Gone are the days of innocent until proven guilty (in an appropriate court of law). Now you can have punitive action taken against you ON SUSPICION of copyright infringement.
How hard would it be to create a new Internet which the US Government can't get their grubby, egotistical hands on? (Could even be IPv6 from the start to take advantage of the inevitable collapse of the USGov's Interwebz and ensuing public/commercial panic).
Go for it...
And when these rights holders decide to jump on the "orphan content" bandwagon... well, let's just say things could get interesting indeed - screw you if you think you're gonna take my content, pretend you don't know its origin (or can't be assed to find out) and use it without paying me the billions it is worth (your own examples).
SOPA - and Canada
From the Toronto Star:
http://www.thestar.com/business/article/1085837--geist-u-s-could-claim-millions-of-canadian-domain-names-in-piracy-battle
Geist: U.S. could claim millions of Canadian domain names in piracy battle
"First, it defines a “domestic domain name” as a domain name “that is registered or assigned by a domain name registrar, domain name registry, or other domain name registration authority, that is located within a judicial district of the United States.” Since every dot-com, dot-net and dot-org domain is managed by a domain name registry in the U.S., the law effectively asserts jurisdiction over tens of millions of domain names regardless of where the registrant actually resides.
Second, it defines “domestic Internet Protocol addresses” — the numeric strings that constitute the actual address of a website or Internet connection — as “an Internet Protocol address for which the corresponding Internet Protocol allocation entity is located within a judicial district of the United States.”
Yet IP addresses are allocated by regional organizations, not national ones.

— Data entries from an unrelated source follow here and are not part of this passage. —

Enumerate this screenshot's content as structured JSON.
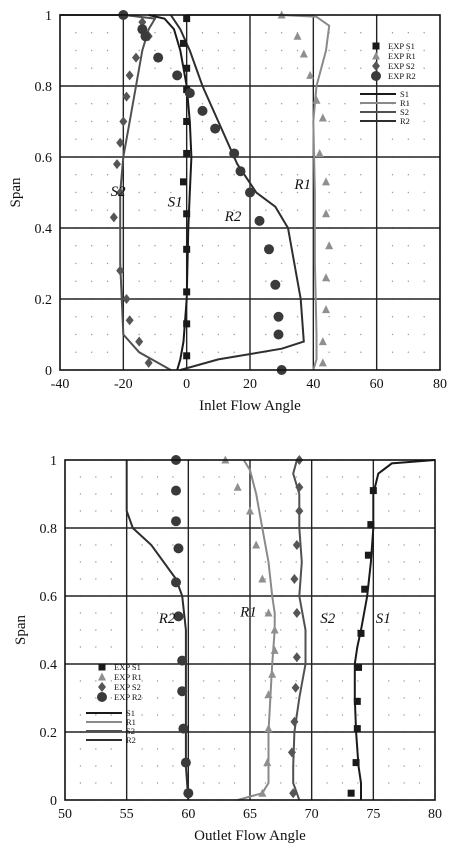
{
  "chart_data": [
    {
      "type": "line",
      "xlabel": "Inlet Flow Angle",
      "ylabel": "Span",
      "xlim": [
        -40,
        80
      ],
      "ylim": [
        0,
        1
      ],
      "xticks": [
        "-40",
        "-20",
        "0",
        "20",
        "40",
        "60",
        "80"
      ],
      "yticks": [
        "0",
        "0.2",
        "0.4",
        "0.6",
        "0.8",
        "1"
      ],
      "grid": true,
      "legend_position": "top-right",
      "legend_markers": [
        "EXP S1",
        "EXP R1",
        "EXP S2",
        "EXP R2"
      ],
      "legend_lines": [
        "S1",
        "R1",
        "S2",
        "R2"
      ],
      "annotations": [
        {
          "text": "S2",
          "x": -24,
          "y": 0.49
        },
        {
          "text": "S1",
          "x": -6,
          "y": 0.46
        },
        {
          "text": "R2",
          "x": 12,
          "y": 0.42
        },
        {
          "text": "R1",
          "x": 34,
          "y": 0.51
        }
      ],
      "series": [
        {
          "name": "S1",
          "color": "#1a1a1a",
          "points": [
            [
              -3,
              0
            ],
            [
              -2,
              0.03
            ],
            [
              -1,
              0.08
            ],
            [
              0,
              0.2
            ],
            [
              0.5,
              0.4
            ],
            [
              1,
              0.5
            ],
            [
              1.5,
              0.6
            ],
            [
              1,
              0.7
            ],
            [
              0,
              0.8
            ],
            [
              -2,
              0.9
            ],
            [
              -4,
              0.96
            ],
            [
              -7,
              0.99
            ],
            [
              -12,
              1
            ]
          ]
        },
        {
          "name": "R1",
          "color": "#8a8a8a",
          "points": [
            [
              40,
              0
            ],
            [
              41,
              0.03
            ],
            [
              41,
              0.1
            ],
            [
              40.5,
              0.3
            ],
            [
              40.5,
              0.5
            ],
            [
              40,
              0.7
            ],
            [
              41,
              0.8
            ],
            [
              44,
              0.9
            ],
            [
              45,
              0.97
            ],
            [
              41,
              0.995
            ],
            [
              30,
              1
            ],
            [
              0,
              1
            ]
          ]
        },
        {
          "name": "S2",
          "color": "#505050",
          "points": [
            [
              -5,
              0
            ],
            [
              -15,
              0.05
            ],
            [
              -20,
              0.1
            ],
            [
              -21,
              0.3
            ],
            [
              -21,
              0.5
            ],
            [
              -20,
              0.6
            ],
            [
              -18,
              0.7
            ],
            [
              -16,
              0.8
            ],
            [
              -14,
              0.9
            ],
            [
              -12,
              0.96
            ],
            [
              -10,
              0.99
            ],
            [
              -20,
              1
            ],
            [
              -40,
              1
            ]
          ]
        },
        {
          "name": "R2",
          "color": "#2e2e2e",
          "points": [
            [
              -2,
              0
            ],
            [
              10,
              0.03
            ],
            [
              30,
              0.06
            ],
            [
              37,
              0.08
            ],
            [
              36,
              0.2
            ],
            [
              32,
              0.4
            ],
            [
              28,
              0.46
            ],
            [
              22,
              0.5
            ],
            [
              16,
              0.58
            ],
            [
              10,
              0.7
            ],
            [
              5,
              0.8
            ],
            [
              1,
              0.9
            ],
            [
              -2,
              0.96
            ],
            [
              -5,
              1
            ]
          ]
        },
        {
          "name": "EXP S1",
          "marker": "square",
          "color": "#1a1a1a",
          "points": [
            [
              0,
              0.99
            ],
            [
              -1,
              0.92
            ],
            [
              0,
              0.85
            ],
            [
              0,
              0.79
            ],
            [
              0,
              0.7
            ],
            [
              0,
              0.61
            ],
            [
              -1,
              0.53
            ],
            [
              0,
              0.44
            ],
            [
              0,
              0.34
            ],
            [
              0,
              0.22
            ],
            [
              0,
              0.13
            ],
            [
              0,
              0.04
            ]
          ]
        },
        {
          "name": "EXP R1",
          "marker": "triangle",
          "color": "#8f8f8f",
          "points": [
            [
              30,
              1
            ],
            [
              35,
              0.94
            ],
            [
              37,
              0.89
            ],
            [
              39,
              0.83
            ],
            [
              41,
              0.76
            ],
            [
              43,
              0.71
            ],
            [
              42,
              0.61
            ],
            [
              44,
              0.53
            ],
            [
              44,
              0.44
            ],
            [
              45,
              0.35
            ],
            [
              44,
              0.26
            ],
            [
              44,
              0.17
            ],
            [
              43,
              0.08
            ],
            [
              43,
              0.02
            ]
          ]
        },
        {
          "name": "EXP S2",
          "marker": "diamond",
          "color": "#555555",
          "points": [
            [
              -14,
              0.98
            ],
            [
              -12,
              0.94
            ],
            [
              -16,
              0.88
            ],
            [
              -18,
              0.83
            ],
            [
              -19,
              0.77
            ],
            [
              -20,
              0.7
            ],
            [
              -21,
              0.64
            ],
            [
              -22,
              0.58
            ],
            [
              -21,
              0.5
            ],
            [
              -23,
              0.43
            ],
            [
              -21,
              0.28
            ],
            [
              -19,
              0.2
            ],
            [
              -18,
              0.14
            ],
            [
              -15,
              0.08
            ],
            [
              -12,
              0.02
            ]
          ]
        },
        {
          "name": "EXP R2",
          "marker": "circle",
          "color": "#3a3a3a",
          "points": [
            [
              -20,
              1
            ],
            [
              -14,
              0.96
            ],
            [
              -13,
              0.94
            ],
            [
              -9,
              0.88
            ],
            [
              -3,
              0.83
            ],
            [
              1,
              0.78
            ],
            [
              5,
              0.73
            ],
            [
              9,
              0.68
            ],
            [
              15,
              0.61
            ],
            [
              17,
              0.56
            ],
            [
              20,
              0.5
            ],
            [
              23,
              0.42
            ],
            [
              26,
              0.34
            ],
            [
              28,
              0.24
            ],
            [
              29,
              0.15
            ],
            [
              29,
              0.1
            ],
            [
              30,
              0
            ]
          ]
        }
      ]
    },
    {
      "type": "line",
      "xlabel": "Outlet Flow Angle",
      "ylabel": "Span",
      "xlim": [
        50,
        80
      ],
      "ylim": [
        0,
        1
      ],
      "xticks": [
        "50",
        "55",
        "60",
        "65",
        "70",
        "75",
        "80"
      ],
      "yticks": [
        "0",
        "0.2",
        "0.4",
        "0.6",
        "0.8",
        "1"
      ],
      "grid": true,
      "legend_position": "bottom-left",
      "legend_markers": [
        "EXP S1",
        "EXP R1",
        "EXP S2",
        "EXP R2"
      ],
      "legend_lines": [
        "S1",
        "R1",
        "S2",
        "R2"
      ],
      "annotations": [
        {
          "text": "R2",
          "x": 57.6,
          "y": 0.52
        },
        {
          "text": "R1",
          "x": 64.2,
          "y": 0.54
        },
        {
          "text": "S2",
          "x": 70.7,
          "y": 0.52
        },
        {
          "text": "S1",
          "x": 75.2,
          "y": 0.52
        }
      ],
      "series": [
        {
          "name": "S1",
          "color": "#1a1a1a",
          "points": [
            [
              74,
              0
            ],
            [
              74,
              0.05
            ],
            [
              73.8,
              0.1
            ],
            [
              73.6,
              0.2
            ],
            [
              73.5,
              0.3
            ],
            [
              73.5,
              0.4
            ],
            [
              73.7,
              0.45
            ],
            [
              74,
              0.5
            ],
            [
              74.5,
              0.6
            ],
            [
              74.8,
              0.7
            ],
            [
              75,
              0.8
            ],
            [
              75,
              0.9
            ],
            [
              75.4,
              0.96
            ],
            [
              76.5,
              0.99
            ],
            [
              80,
              1
            ]
          ]
        },
        {
          "name": "R1",
          "color": "#8a8a8a",
          "points": [
            [
              64,
              0
            ],
            [
              66,
              0.02
            ],
            [
              66.5,
              0.05
            ],
            [
              66.5,
              0.2
            ],
            [
              66.8,
              0.4
            ],
            [
              67,
              0.5
            ],
            [
              67,
              0.55
            ],
            [
              66.8,
              0.6
            ],
            [
              66.5,
              0.7
            ],
            [
              66,
              0.8
            ],
            [
              65.5,
              0.9
            ],
            [
              65,
              0.97
            ],
            [
              64.5,
              1
            ]
          ]
        },
        {
          "name": "S2",
          "color": "#505050",
          "points": [
            [
              69,
              0
            ],
            [
              68.5,
              0.05
            ],
            [
              68.5,
              0.1
            ],
            [
              68.6,
              0.2
            ],
            [
              69,
              0.3
            ],
            [
              69.5,
              0.4
            ],
            [
              69.5,
              0.5
            ],
            [
              69,
              0.6
            ],
            [
              69.2,
              0.7
            ],
            [
              69,
              0.8
            ],
            [
              69,
              0.9
            ],
            [
              68.5,
              0.96
            ],
            [
              68.8,
              1
            ]
          ]
        },
        {
          "name": "R2",
          "color": "#2e2e2e",
          "points": [
            [
              60,
              0
            ],
            [
              59.8,
              0.1
            ],
            [
              59.8,
              0.3
            ],
            [
              59.8,
              0.5
            ],
            [
              59.5,
              0.6
            ],
            [
              59,
              0.65
            ],
            [
              57,
              0.75
            ],
            [
              55.5,
              0.8
            ],
            [
              55,
              0.85
            ],
            [
              55,
              0.9
            ],
            [
              55,
              0.95
            ],
            [
              55,
              1
            ]
          ]
        },
        {
          "name": "EXP S1",
          "marker": "square",
          "color": "#1a1a1a",
          "points": [
            [
              75,
              0.91
            ],
            [
              74.8,
              0.81
            ],
            [
              74.6,
              0.72
            ],
            [
              74.3,
              0.62
            ],
            [
              74,
              0.49
            ],
            [
              73.8,
              0.39
            ],
            [
              73.7,
              0.29
            ],
            [
              73.7,
              0.21
            ],
            [
              73.6,
              0.11
            ],
            [
              73.2,
              0.02
            ]
          ]
        },
        {
          "name": "EXP R1",
          "marker": "triangle",
          "color": "#8f8f8f",
          "points": [
            [
              63,
              1
            ],
            [
              64,
              0.92
            ],
            [
              65,
              0.85
            ],
            [
              65.5,
              0.75
            ],
            [
              66,
              0.65
            ],
            [
              66.5,
              0.55
            ],
            [
              67,
              0.5
            ],
            [
              67,
              0.44
            ],
            [
              66.8,
              0.37
            ],
            [
              66.5,
              0.31
            ],
            [
              66.5,
              0.21
            ],
            [
              66.4,
              0.11
            ],
            [
              66,
              0.02
            ]
          ]
        },
        {
          "name": "EXP S2",
          "marker": "diamond",
          "color": "#555555",
          "points": [
            [
              69,
              1
            ],
            [
              69,
              0.92
            ],
            [
              69,
              0.85
            ],
            [
              68.8,
              0.75
            ],
            [
              68.6,
              0.65
            ],
            [
              68.8,
              0.55
            ],
            [
              68.8,
              0.42
            ],
            [
              68.7,
              0.33
            ],
            [
              68.6,
              0.23
            ],
            [
              68.4,
              0.14
            ],
            [
              68.5,
              0.02
            ]
          ]
        },
        {
          "name": "EXP R2",
          "marker": "circle",
          "color": "#3a3a3a",
          "points": [
            [
              59,
              1
            ],
            [
              59,
              0.91
            ],
            [
              59,
              0.82
            ],
            [
              59.2,
              0.74
            ],
            [
              59,
              0.64
            ],
            [
              59.2,
              0.54
            ],
            [
              59.5,
              0.41
            ],
            [
              59.5,
              0.32
            ],
            [
              59.6,
              0.21
            ],
            [
              59.8,
              0.11
            ],
            [
              60,
              0.02
            ]
          ]
        }
      ]
    }
  ]
}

The allocation entity located in the U.S. is called ARIN, the Americas Registry for Internet Numbers. Its territory includes the U.S., Canada and 20 Caribbean nations. This bill treats all IP addresses in this region as domestic for U.S. law purposes.
To put this in context, every Canadian Internet provider relies on ARIN for its block of IP addresses. In fact, ARIN even allocates the block of IP addresses used by federal and provincial governments. The U.S. bill would treat them all as domestic for U.S. law purposes."